Tu penses que tu dis mieux parce que tu répètes : Mais c'était un esprit; il se montrait esprit, on le voyait comme tel, c'est l'esprit qui faisait tout en lui sous une apparence humaine. C'est là ta pensée; je le dis de nouveau : c'était aussi la pensée de ses disciples. Eh bien ! si tu ne parles point mal, si ton opinion est vraie, celle des disciples l'était aussi; et si le Seigneur les y a laissés, nous devons t'y laisser aussi , puisque la tienne ne diffère pas de la leur, et que si tu as raison, ils avaient raison comme toi. Mais non, ils n'avaient pas raison.
« Pourquoi vous troublez-vous ? » leur dit le Seigneur. Ainsi ta manière de voir leur fut inspirée par le trouble. Que s'imaginaient-ils donc? Voir un esprit; c'est alors que le Seigneur leur dit : « Pourquoi vous troublez-vous, et pourquoi ces pensées montent-elles dans votre cœur ? » C'étaient donc des pensées terrestres; si elles fussent venues du ciel, elles seraient descendues dans le cœur, elles n'y seraient pas montées. Pourquoi nous dit-on Elevez votre cœur, sinon afin que ce cœur, placé en haut par nous, ne se heurte point contre les pensées terrestres qu'il rencontrerait ? « Pourquoi êtes-vous troublés et pourquoi ces pensées montent-elles dans votre cœur ? Voyez mes mains et mes pieds; touchez et voyez ». S'il ne vous suffit pas de regarder, mettez la main. Si ce n'est même par assez de mettre la main après avoir regardé, touchez. Le texte ne signifie même pas simplement : Touchez, mais : Palpez, serrez; que vos mains servent à constater si vos yeux vous trompent : Palpez et voyez ; mettez vos yeux dans vos mains. Palpez, et reconnaissez, quoi? « Qu'un esprit n'a ni chair ni os, comme vous m'en voyez ».
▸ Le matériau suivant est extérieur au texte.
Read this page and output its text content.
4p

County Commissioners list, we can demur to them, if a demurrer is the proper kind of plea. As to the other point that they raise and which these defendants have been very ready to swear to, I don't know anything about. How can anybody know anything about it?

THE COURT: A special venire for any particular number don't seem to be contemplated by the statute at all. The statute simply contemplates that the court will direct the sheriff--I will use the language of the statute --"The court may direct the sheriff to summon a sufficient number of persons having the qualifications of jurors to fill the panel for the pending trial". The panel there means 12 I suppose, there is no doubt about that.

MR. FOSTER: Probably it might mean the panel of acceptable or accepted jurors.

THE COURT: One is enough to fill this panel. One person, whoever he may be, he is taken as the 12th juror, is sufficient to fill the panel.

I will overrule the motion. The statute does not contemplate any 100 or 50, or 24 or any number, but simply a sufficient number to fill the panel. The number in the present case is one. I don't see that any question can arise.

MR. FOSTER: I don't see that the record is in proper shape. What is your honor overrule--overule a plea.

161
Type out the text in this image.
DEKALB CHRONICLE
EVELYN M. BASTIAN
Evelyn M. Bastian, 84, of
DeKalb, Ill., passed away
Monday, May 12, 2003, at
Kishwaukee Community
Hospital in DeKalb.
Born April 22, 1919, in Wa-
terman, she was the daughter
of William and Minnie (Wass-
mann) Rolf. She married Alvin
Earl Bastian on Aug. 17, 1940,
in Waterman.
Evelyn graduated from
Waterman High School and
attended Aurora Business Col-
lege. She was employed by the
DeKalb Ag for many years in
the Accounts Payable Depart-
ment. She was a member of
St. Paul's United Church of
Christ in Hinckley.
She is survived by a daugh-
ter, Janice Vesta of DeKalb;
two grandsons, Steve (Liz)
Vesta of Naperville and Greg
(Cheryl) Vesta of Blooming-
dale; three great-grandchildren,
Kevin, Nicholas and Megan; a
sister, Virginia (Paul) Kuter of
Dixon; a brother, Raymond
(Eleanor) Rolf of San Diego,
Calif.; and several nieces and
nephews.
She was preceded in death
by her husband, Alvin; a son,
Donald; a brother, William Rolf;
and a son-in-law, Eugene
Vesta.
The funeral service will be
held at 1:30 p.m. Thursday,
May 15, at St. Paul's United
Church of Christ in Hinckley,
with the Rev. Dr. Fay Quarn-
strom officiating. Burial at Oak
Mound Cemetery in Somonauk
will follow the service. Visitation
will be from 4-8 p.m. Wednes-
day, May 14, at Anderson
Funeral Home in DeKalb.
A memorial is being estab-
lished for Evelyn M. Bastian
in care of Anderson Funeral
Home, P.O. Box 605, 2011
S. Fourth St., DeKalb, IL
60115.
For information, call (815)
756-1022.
Avec les disciples tu étais dans l'erreur, reviens avec eux à la vérité. L'erreur est une faiblesse humaine, je l'accorde : vous croyiez que le Christ n'est qu'esprit; Pierre se l'imagina aussi, avec les autres Apôtres, quand ils pensèrent voir en lui une espèce de fantôme; mais ils ne persévérèrent point dans cette opinion erronée. Le Médecin ne les a pas laissés dans cet état. Il s’est approché d'eux, il leur a appliqué le remède. Il voyait les blessures dans leur cœur, mais pour guérir les blessures de leur cœur, il portait en son corps les cicatrices.